Rcl -Q- What is your ideal drum kit to play and or to set up and tune. List cymbals as well.

2. That is such a loaded question. LOL!!! There are so many wonderful drum companies out there.  As for my personal preference, I own a beautiful set of DW’s and I’ve never been happier. They really allow for precise tuning, and they sound great over a broad range of tensions and tunings. On promo tours, I see a lot of uncared for rental kits. Yamaha, and DW drums always tune up well no matter how much abuse they have seen. The drum and cymbal sizes I like to use all depend on the musical application. My all time fave set up though is 10”, 12”,14”, & 16” toms (standard depth), a 22”x 18” or 22”x 14” kick, and a 6.5 “x 14” Black Beauty or a 5” x 14” wood snare. High Toms on a stand set in the offset “dbl. bass” position for max power and balance. As far as Cymbals go I LOVE THEM ALL. Personally, I am a Zildjian/Sabian guy. Joss’s drummer uses Sabian and after this tour I can’t say enough about their commitment to quality, innovation, and their endorsees. Mid-tour with Joss, the drummer had me swap out the 18”and 19” HHX crashes he used for the big hits, with the 18”and 19”crashes from Sabian’s new Vault line. We were floored. Bright and powerful enough to fill the large halls we were playing, yet lush enough to compliment the R and B/ soul sounds of Joss’s music.

Rcl -Q- Whats your take on drum triggers in comparison to straight micing of an acoustic kit.

3. Well since I usually have to take the rig I’m given, my take is to take what I get and RULE with it. LOL!!!! No really, if a kit is well tuned, well mixed, and well played you shouldn’t “need” to add in triggered sounds. Contemporary Pop, Hip-Hop, and Rap, however, are replete with the use of loop-based grooves and electronic kick sounds that you must be able to reproduce in a live setting. If you want to rule that is. For hard rock, and metal (especially speed metal) a triggered kick sample is almost mandatory. They can be a bit of a pain to deal with because they are subject to wear, malfunction and of course misfires due to sensitivity and cross talk. Especially when triggering loops. Nothing makes a rock star feel more vulnerable onstage (and therefore more likely to yell at you) than the appearance of “the accidentally triggered and totally musically inappropriate loop”. Yes Alex, I’ll take "Fired on the Spot” for $300 please. LOL!! Trigger issues can lead to artist issues as well. I once had a client tell me his triggers were starting to feel weak. I explained that it was time to replace the filaments. He, however, thought I was some punk ass crew guy trying to get one by on him and therefore spent three weeks having me try every possible solution he could think of.  One day he walked into sound check with a bag of replacement filaments and threw them at me as if to say “let’s see what you can do with this tough guy”.  What he should have said was “I called the trigger manufacturer myself and he said my punk ass tech was right”. Dude, that was a long three weeks.
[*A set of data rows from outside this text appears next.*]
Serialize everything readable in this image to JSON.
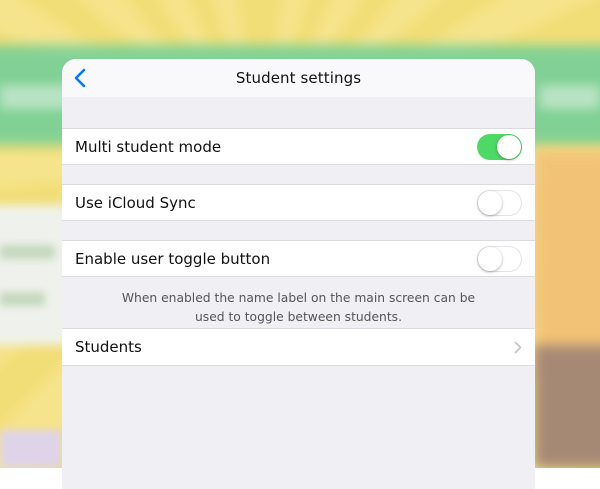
{
  "navbar": {
    "title": "Student settings",
    "back_icon": "chevron-left-icon"
  },
  "settings": {
    "multi_student_mode": {
      "label": "Multi student mode",
      "enabled": true
    },
    "icloud_sync": {
      "label": "Use iCloud Sync",
      "enabled": false
    },
    "user_toggle_button": {
      "label": "Enable user toggle button",
      "enabled": false
    },
    "footnote_line1": "When enabled the name label on the main screen can be",
    "footnote_line2": "used to toggle between students.",
    "students": {
      "label": "Students",
      "icon": "chevron-right-icon"
    }
  },
  "colors": {
    "accent": "#007aff",
    "toggle_on": "#4cd964",
    "background": "#efeff4"
  }
}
Rcl -Q- What size of drumstick do you see as most common, and why do you think this is? RCL prefers 2b butt end. Major attack.

4. The most common size I see is the 5B, or some variation on the 5B theme. I think it’s because I have worked mostly for rock drummers. A 5B gives lots of attack and heft to the drum sound, is heavy enough to wail with, and yet it is light enough to provide some dynamic sensitivity. For all out balls, however, you are right; NOTHING beats a 2B butt end.

Rcl -Q- You have worked for Kenny Aronoff. What do think the key is to Kenny's success?  He is one of the most sought after studio cats there is. Is he a good guy to work with?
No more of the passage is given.